Saponin 2 showed similar leishmanicidal activity and cytotoxicity to meglumine antimoniate and amphotericin B, respectively, drugs currently used for the treatment of leishmaniasis. In addition, the compound exhibited a selectivity index ≥1 (SI = 4.3) leading to greater activity against the parasite than the toxicity against the host cell. Some studies have shown that these compounds are active against various types of leishmaniasis [29-32]. Saponin 1 was not active or cytotoxic against L. (V) panamensis or U937 cells, respectively (). A possible explanation is the higher polarity due to carboxylic group, which could prevent the passage of the compound through the cell membrane.
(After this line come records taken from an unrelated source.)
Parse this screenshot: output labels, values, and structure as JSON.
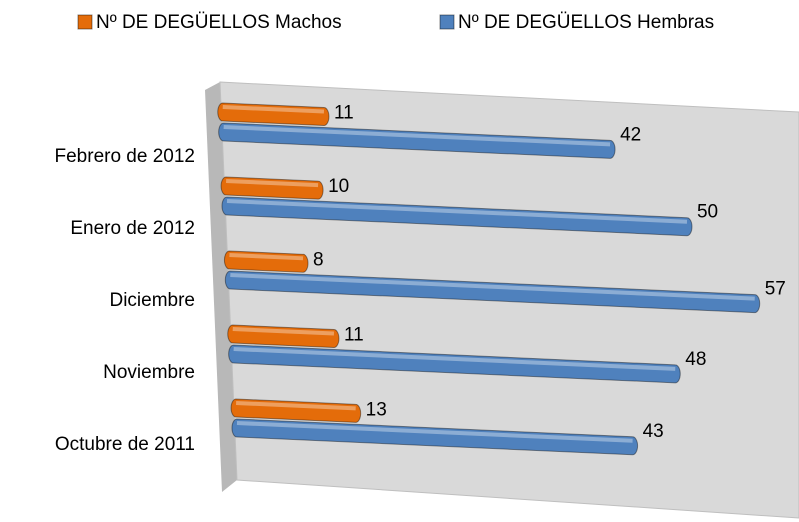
{
  "chart_data": {
    "type": "bar3d_horizontal",
    "categories": [
      "Octubre de 2011",
      "Noviembre",
      "Diciembre",
      "Enero de 2012",
      "Febrero de 2012"
    ],
    "series": [
      {
        "name": "Nº DE DEGÜELLOS Machos",
        "color": "#e46c0a",
        "values": [
          13,
          11,
          8,
          10,
          11
        ]
      },
      {
        "name": "Nº DE DEGÜELLOS Hembras",
        "color": "#4f81bd",
        "values": [
          43,
          48,
          57,
          50,
          42
        ]
      }
    ],
    "xlim": [
      0,
      60
    ]
  }
}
The dichloromethane extract was the one that presented the best activity against axenic amastigotes of L. (V.) panamensis. Unfortunately, the cytotoxicity shown by this extract makes it a non-promising candidate in the search for new leishmanicidal compounds due to the risk of toxicity and no selectivity thereof. However, additional studies on cytoxicity using other cell lines are needed in order discriminate whether the cytoxicity showed by this extract is against tumoral or non-tumoral cells. The hexane extract showed activity against human cells but no activity against the Leishmania parasite and ethanolic extract was not potentially cytotoxic for the human U-937 cells but also was not active against L. (V.) panamensis; therefore, these extracts are not considered in the search for new compounds against cutaneous leishmaniasis.

Based on both leishmanicidal and cytotoxic activities, only ethyl acetate extract has potential to provide lead compounds for the development of new drugs to treat leishmaniasis. Two compounds have been isolated and identified in this study, both of which are saponins. Saponin 2 is a potential candidate for antileishmanial drug development based on its activity against Leishmania parasite. Although its cytotoxicity against U-937 cells is similar to amphotericin B, additional studies on cytotoxicity using other cell types are needed in order to determine whether the toxicity shown by this compound is against tumor or non-tumor cells. In addition, further studies are required to optimize the structure of the promising molecule and to validate if the in vitro activity against L. (V.)  panamensis demonstrated here would also be observed in vivo.